= Ian A. Nicholls =

Australian-Swedish chemist and educator

Ian Alan Nicholls (born 24 October 1962 in Melbourne, Australia) is an educator and researcher in the fields of chemistry and chemical engineering and an academic leader. Since 2013 he has held the position of Dean of the Faculty of Health and Life Sciences at Linnaeus University, Sweden, and is a Deputy Vice Chancellor of the university.

== Education ==

After graduating from Penleigh and Essendon Grammar School (1980) he studied at the University of Melbourne (BSc(hons) and PhD in medicinal chemistry, 1981-1989).

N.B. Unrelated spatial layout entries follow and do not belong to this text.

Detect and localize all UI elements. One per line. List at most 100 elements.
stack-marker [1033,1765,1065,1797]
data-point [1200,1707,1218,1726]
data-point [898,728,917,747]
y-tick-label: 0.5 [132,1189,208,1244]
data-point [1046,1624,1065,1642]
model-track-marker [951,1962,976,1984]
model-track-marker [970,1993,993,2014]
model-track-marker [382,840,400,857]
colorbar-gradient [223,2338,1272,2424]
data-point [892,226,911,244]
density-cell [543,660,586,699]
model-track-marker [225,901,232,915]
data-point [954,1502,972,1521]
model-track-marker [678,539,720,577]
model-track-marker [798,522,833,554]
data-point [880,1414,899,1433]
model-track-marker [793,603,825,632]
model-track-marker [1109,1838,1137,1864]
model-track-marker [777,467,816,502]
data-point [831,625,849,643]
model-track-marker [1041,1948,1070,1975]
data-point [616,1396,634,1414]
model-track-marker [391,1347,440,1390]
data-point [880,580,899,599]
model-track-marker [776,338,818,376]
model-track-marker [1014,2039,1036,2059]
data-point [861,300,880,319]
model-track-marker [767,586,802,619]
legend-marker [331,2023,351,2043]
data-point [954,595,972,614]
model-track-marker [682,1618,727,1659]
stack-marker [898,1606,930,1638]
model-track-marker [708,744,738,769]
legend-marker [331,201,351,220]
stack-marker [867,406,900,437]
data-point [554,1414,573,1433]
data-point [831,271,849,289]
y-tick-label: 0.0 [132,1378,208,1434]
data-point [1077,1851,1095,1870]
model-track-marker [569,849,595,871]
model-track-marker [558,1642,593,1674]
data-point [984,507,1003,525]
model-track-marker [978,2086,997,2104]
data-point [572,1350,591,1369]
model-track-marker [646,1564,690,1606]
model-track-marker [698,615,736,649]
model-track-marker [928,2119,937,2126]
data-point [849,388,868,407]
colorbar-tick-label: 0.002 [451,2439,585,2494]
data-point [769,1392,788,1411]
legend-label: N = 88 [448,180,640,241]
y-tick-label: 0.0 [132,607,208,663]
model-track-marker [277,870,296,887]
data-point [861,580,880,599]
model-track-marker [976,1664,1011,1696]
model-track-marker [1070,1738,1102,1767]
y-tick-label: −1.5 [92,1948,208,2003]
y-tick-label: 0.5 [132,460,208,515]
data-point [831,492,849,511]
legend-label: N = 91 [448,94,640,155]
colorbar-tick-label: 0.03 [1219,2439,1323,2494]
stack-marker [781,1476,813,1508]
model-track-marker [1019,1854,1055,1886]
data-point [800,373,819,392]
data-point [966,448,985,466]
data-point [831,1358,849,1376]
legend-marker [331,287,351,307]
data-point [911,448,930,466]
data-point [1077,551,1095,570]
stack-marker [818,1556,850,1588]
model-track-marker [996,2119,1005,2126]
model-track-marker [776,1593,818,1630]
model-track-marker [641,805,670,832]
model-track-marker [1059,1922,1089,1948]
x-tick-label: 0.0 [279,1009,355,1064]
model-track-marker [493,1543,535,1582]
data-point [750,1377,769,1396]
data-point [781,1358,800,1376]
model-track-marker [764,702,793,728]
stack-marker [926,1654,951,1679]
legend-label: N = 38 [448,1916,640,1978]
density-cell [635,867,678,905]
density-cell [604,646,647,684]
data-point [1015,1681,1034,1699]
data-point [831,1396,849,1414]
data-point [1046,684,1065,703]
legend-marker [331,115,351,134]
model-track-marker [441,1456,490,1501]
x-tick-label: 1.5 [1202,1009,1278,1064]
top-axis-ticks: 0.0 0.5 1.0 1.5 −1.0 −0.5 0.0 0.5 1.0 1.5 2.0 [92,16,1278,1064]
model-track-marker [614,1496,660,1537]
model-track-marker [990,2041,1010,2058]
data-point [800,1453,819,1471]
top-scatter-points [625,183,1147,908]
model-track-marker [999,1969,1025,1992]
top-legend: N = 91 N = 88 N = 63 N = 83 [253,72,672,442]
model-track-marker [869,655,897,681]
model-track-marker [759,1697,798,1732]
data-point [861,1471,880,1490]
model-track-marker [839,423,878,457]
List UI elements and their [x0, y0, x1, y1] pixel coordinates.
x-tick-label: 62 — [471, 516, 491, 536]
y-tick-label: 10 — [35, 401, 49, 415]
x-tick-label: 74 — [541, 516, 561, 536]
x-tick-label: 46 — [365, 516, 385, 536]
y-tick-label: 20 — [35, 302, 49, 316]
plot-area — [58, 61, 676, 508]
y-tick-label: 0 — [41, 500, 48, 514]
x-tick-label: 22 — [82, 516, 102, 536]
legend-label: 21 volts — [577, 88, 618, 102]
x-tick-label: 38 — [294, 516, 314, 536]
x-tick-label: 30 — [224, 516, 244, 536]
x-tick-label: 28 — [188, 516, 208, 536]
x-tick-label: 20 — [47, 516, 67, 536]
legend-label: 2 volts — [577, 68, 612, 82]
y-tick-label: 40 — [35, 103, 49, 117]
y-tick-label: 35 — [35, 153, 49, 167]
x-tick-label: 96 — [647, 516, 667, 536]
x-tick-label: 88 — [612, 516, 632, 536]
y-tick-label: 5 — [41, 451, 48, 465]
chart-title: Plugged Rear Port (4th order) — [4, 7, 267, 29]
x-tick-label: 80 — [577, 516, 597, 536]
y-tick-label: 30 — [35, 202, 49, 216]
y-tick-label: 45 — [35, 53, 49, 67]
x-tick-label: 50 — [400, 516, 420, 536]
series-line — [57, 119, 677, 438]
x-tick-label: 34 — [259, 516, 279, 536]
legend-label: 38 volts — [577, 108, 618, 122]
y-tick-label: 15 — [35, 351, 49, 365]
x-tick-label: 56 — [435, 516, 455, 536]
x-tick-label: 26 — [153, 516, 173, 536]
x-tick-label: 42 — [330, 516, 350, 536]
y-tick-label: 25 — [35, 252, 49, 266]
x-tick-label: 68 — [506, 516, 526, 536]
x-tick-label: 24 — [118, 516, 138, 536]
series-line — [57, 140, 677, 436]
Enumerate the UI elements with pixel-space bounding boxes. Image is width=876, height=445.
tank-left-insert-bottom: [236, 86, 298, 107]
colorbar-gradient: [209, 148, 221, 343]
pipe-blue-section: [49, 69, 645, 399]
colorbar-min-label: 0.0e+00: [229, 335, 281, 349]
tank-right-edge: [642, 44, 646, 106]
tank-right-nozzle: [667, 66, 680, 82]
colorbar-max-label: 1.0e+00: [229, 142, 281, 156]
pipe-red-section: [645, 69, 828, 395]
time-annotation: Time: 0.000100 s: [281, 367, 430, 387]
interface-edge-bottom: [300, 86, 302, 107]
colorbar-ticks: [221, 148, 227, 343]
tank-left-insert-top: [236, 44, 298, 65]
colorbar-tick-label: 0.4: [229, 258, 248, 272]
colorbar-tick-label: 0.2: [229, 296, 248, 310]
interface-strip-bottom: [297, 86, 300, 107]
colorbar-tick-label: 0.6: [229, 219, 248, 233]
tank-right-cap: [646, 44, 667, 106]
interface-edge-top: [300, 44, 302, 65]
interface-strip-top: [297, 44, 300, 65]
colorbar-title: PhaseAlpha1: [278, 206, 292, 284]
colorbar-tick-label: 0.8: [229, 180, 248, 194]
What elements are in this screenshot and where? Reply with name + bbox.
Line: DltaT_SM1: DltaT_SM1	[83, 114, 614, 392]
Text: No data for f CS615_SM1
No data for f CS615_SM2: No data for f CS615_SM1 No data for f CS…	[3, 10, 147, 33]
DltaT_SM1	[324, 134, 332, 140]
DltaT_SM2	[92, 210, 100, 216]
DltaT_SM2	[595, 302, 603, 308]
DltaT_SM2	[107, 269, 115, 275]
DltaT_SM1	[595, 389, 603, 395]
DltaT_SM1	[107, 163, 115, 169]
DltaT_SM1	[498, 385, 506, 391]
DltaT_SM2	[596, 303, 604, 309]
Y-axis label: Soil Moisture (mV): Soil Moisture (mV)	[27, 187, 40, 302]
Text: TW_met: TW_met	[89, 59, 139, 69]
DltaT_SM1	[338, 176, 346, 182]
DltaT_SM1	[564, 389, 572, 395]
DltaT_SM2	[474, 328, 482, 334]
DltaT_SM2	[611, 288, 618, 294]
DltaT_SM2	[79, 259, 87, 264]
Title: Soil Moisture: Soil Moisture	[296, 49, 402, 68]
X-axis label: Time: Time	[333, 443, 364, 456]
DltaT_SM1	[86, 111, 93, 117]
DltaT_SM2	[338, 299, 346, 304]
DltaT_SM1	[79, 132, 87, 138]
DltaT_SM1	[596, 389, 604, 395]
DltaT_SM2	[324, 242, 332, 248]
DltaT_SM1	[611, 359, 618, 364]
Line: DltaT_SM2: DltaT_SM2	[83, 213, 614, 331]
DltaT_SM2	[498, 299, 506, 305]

In 1998 he was awarded the title docent (habilitation/associate professor) by the Faculty of Engineering, Lund University, Sweden.

== Career ==

A year (1989) as lecturer at Victoria University of Technology (then Western Institute) was followed by a move in 1989 to Cambridge University (UK) for a position as post-doctoral research fellow with Prof. Dudley H. Williams FRS, then in 1992 to Lund University (Sweden) with Prof. Klaus Mosbach. Over the years 1994 to 1999 he held a series of positions at Lund University and the University of Kalmar (from 2010 Linnaeus University) before being appointed as full professor of bioorganic chemistry in 2000. From 2007 until 2012 he was Head (prefekt) of the School of Natural Sciences, and as of 2013 Dean and Deputy Vice Chancellor. Since 2010 Nicholls has held a visiting professorship at Uppsala University (Sweden) and in 2014 he was appointed adjunct professor in Materials Science and Engineering at Jiangsu University (PRC).

== Research ==

Nicholls' research is primarily focused on the development of biomimetic materials and their application in sensing, catalysis and as biomaterials/therapeutics, and on fundamental studies of molecular recognition phenomena. This is reflected in his work with molecular imprinting and concerning the anticoagulant warfarin. He has a number of editorial responsibilities, including editor-in-chief for International Journal of Molecular Sciences.